The RBC concentration in the blood meal ingested by hematophagous insects, including mosquitoes, affects the formation dynamics of the PM and, consequently, pathogen development in the vector [23, 45]. Anopheles stephensi and Ae. aegypti that are fully engorged with large blood meals in the midgut have a thicker, more well-developed PM than mosquitoes fed partially [46]. Also, there is a linear correlation between RBC concentration of the ingested infected blood meal and infectivity of Aedes aegypti by P. gallinaceum [45].

Anemia is a common feature in malaria infections [24]; moreover, a recent study revealed that moderate anemia increases the probability of vivax malaria patients to carry gametocytes [46]. In anophelines, the RBC component of the meal is concentrated by expelling plasma whilst feeding, a process termed prediuresis [47] that increases the number of infected cells ingested [48], thereby enhancing parasite transmission. Taylor & Hurd [49] demonstrated using P. yoelii and An. stephensi that mosquitoes are unable to compensate for large decreases in RBC concentration by prediuresis, but a slight decrease in host hematocrit promoted a higher hemoglobin content in the vector, therefore a higher amount of erythrocytes uptake.

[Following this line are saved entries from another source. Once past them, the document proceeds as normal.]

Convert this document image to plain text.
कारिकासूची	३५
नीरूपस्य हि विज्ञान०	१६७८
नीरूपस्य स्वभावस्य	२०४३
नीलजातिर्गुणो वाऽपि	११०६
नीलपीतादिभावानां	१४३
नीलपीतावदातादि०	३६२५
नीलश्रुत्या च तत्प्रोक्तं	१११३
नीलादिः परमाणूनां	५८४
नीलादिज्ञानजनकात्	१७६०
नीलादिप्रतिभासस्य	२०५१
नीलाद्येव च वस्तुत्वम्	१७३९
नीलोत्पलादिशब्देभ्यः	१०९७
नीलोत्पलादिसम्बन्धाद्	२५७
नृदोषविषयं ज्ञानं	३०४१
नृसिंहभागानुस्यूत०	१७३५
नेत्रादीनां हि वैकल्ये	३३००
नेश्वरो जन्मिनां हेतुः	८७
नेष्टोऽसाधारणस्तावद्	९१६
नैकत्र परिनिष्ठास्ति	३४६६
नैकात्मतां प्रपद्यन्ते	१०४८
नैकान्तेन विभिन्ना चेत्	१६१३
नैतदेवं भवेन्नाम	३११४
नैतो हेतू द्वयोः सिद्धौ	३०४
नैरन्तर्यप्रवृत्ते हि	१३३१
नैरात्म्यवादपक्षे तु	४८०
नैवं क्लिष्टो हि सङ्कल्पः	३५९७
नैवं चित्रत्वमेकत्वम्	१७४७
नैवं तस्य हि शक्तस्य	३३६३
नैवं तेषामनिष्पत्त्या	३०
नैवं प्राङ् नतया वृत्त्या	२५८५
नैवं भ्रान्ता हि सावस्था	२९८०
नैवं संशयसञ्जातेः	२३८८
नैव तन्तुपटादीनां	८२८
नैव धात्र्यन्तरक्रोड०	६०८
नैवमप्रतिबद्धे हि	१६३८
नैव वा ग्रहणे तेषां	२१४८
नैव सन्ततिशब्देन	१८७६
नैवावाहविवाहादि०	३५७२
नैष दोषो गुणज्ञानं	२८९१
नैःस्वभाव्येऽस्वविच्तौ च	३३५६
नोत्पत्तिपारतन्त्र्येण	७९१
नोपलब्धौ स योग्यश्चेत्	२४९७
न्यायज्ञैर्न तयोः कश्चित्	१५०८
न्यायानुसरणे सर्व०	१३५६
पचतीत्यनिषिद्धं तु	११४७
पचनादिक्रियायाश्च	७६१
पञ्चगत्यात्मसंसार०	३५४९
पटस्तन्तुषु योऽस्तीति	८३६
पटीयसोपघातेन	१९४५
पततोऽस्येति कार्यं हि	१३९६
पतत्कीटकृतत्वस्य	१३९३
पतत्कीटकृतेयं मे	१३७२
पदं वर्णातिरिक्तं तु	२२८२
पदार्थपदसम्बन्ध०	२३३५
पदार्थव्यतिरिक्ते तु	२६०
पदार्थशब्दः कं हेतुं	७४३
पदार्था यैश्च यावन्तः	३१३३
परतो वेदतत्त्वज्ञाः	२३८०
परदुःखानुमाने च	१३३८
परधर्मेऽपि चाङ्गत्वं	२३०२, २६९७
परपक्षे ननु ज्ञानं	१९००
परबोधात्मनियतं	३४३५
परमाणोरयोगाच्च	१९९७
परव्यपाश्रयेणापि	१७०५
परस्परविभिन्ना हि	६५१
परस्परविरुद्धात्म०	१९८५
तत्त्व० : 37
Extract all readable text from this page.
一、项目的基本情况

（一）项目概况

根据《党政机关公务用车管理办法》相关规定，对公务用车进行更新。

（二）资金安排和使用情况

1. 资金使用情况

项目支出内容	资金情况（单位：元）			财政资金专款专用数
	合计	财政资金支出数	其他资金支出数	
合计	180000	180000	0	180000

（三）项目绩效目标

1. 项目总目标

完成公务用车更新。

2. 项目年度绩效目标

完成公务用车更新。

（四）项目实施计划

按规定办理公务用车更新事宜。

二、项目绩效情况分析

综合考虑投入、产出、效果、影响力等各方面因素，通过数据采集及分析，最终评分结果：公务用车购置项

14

Our study demonstrated that very low RBC concentration diminishes P. vivax ability to establish infection in An. aquasalis. Additionally, we showed that a moderate decrease in hematocrit (30%) did not alter P. vivax infectivity to the vector. It is important to highlight that the three mosquito groups fed with different RBC concentrations ingested the same amount of gametocytes per ml of blood meal. Nevertheless, the lower hematocrit (15%) had a lower infection and intensity rates. Thus, RBC concentration modulates P. vivax infection. One possible explanation is the thicker, well-developed PM in An. aquasalis fed with high hematocrits, as described for Aedes aegypti infected with P. gallinaceum by [45]. Also, the dispersion and proximity of digestive enzymes have deleterious effects on the first Plasmodium forms, since the food bolus is small in the mosquitoes fed with low hematocrit.

Conclusions

An enhanced knowledge of P. vivax development inside the New World malaria vector An. aquasalis is critical for future strategies aimed at blocking parasite development. This study established that there is a balance between the PM role, RBC concentration and digestive enzyme activity, influencing the establishment and development of P. vivax inside An. aquasalis. One hypothesis is that the absence of PM, as well as a low RBC concentration, probably facilitate digestive enzyme dispersion throughout the blood meal inside the mosquito midgut causing direct damage to P. vivax. On the other hand, a high RBC concentration supports a thick well-developed PM and protects P. vivax from being killed by digestive enzymes inside the An. aquasalis midgut. Thus, here we provide new understanding of the mechanisms by which New World mosquito vector limit the development of P. vivax, which may lead to new methods for controlling malaria. Further studies of this complex system may provide insights into other details of the malaria vector response to infection.